Direktur Teknologi Informasi Bank Mandiri Timothy Utama menjelaskan, MDA Batch 2 adalah lanjutan dari program sebelumnya yang sangat diminati oleh ribuan pendaftar, menghasilkan ratusan peserta yang berkualitas, dan bekerja sama untuk meningkatkan keterampilan di bidang Teknologi Informasi (TI).

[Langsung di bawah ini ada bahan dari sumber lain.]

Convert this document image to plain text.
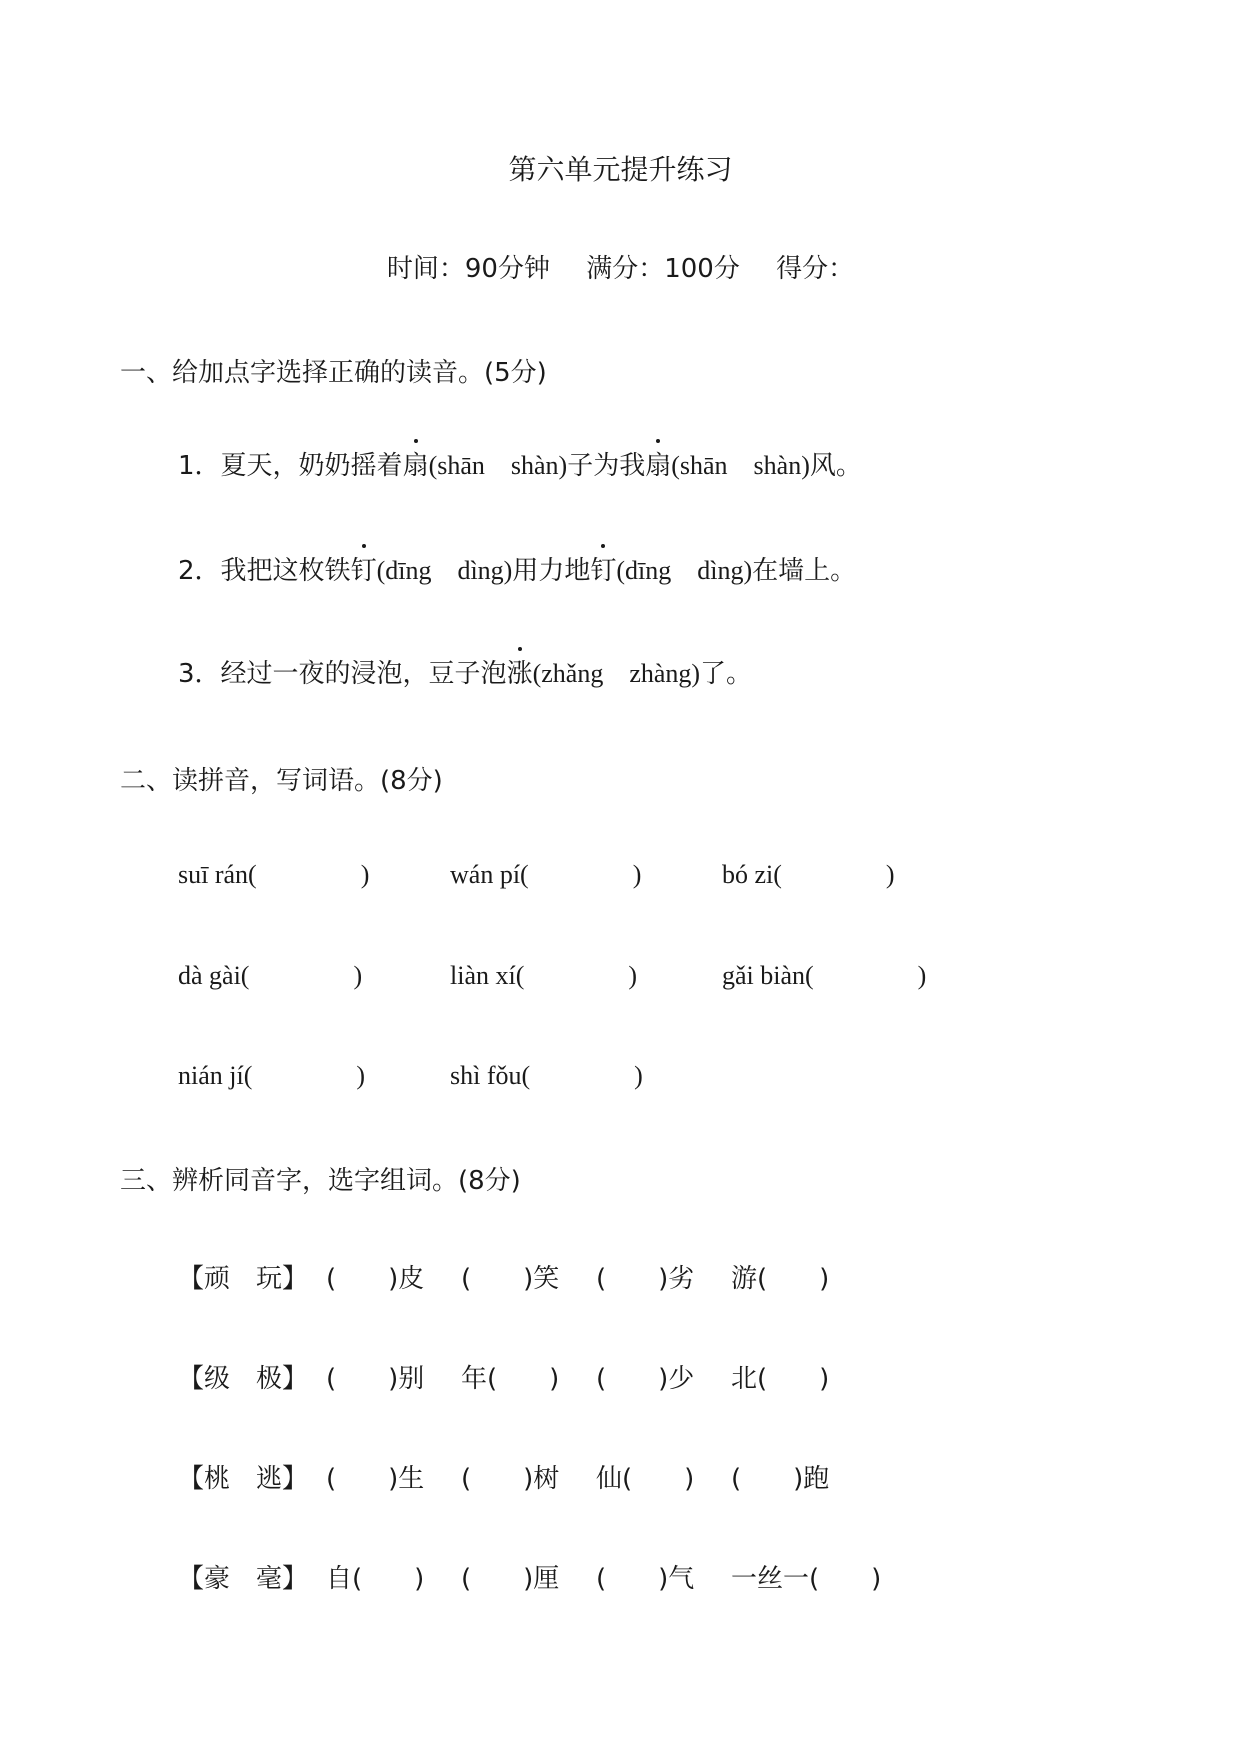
第六单元提升练习
时间：90分钟 满分：100分 得分：
一、给加点字选择正确的读音。(5分)
1．夏天，奶奶摇着扇(shān　shàn)子为我扇(shān　shàn)风。
2．我把这枚铁钉(dīng　dìng)用力地钉(dīng　dìng)在墙上。
3．经过一夜的浸泡，豆子泡涨(zhǎng　zhàng)了。
二、读拼音，写词语。(8分)
suī rán(　　　　)	wán pí(　　　　)	bó zi(　　　　)
dà gài(　　　　)	liàn xí(　　　　)	gǎi biàn(　　　　)
nián jí(　　　　)	shì fǒu(　　　　)
三、辨析同音字，选字组词。(8分)
【顽　玩】 (　　)皮 (　　)笑 (　　)劣 游(　　)
【级　极】 (　　)别 年(　　) (　　)少 北(　　)
【桃　逃】 (　　)生 (　　)树 仙(　　) (　　)跑
【豪　毫】 自(　　) (　　)厘 (　　)气 一丝一(　　)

“Di tengah era digitalisasi, peran talenta digital menjadi sangat penting untuk menjadi jembatan dan penyeimbang antara kebutuhan perusahaan dan tantangan yang ada di industri. Apalagi, saat ini keamanan digital menjadi fokus utama bagi pelaku usaha di sektor keuangan mengingat perkembangan internet yang makin masif,” ujar Tim sapaan akrab Timothy dalam keterangan resminya, Jumat (2/2/2024).
Pentingnya keamanan digital saat ini juga bukan hisapan jempol saja, merujuk data National Cyber Security Index (NCSI), pada tanggal 1 September 2023, Indonesia mencapai skor indeks keamanan siber sebesar 63,64 poin dari 100.
Meskipun menempati peringkat ke-4 di antara negara-negara Asia Tenggara, secara global, Indonesia masih berada di peringkat ke-49 dari 176 negara. Skor tersebut cukup jauh dari negara teratas, Belgia, yang mencapai skor indeks 94,81 poin.
“Kami berharap, dengan adanya inisiatif MDA ini bisa menjadi wadah untuk mendorong peningkatan kualitas talenta digital ke depan. Sejalan dengan upaya Bank Mandiri yang terus fokus pada transformasi dan adaptasi digital agar dapat terus memberikan pelayanan yang terbaik kepada nasabah,” terangnya.
Sebagai informasi, dalam batch pertama jumlah pendaftar MDA mencapai 15.000, jumlah ini meningkat 60% di periode batch kedua menjadi 24.673 pendaftar. Adapun, jumlah peserta yang lulus bootcamp juga meningkat, dari 302 menjadi 600 peserta. Peserta MDA ini berkesempatan untuk bergabung menjadi pegawai Bank Mandiri melalui jalur Officer Development Program Information Technology (ODP IT).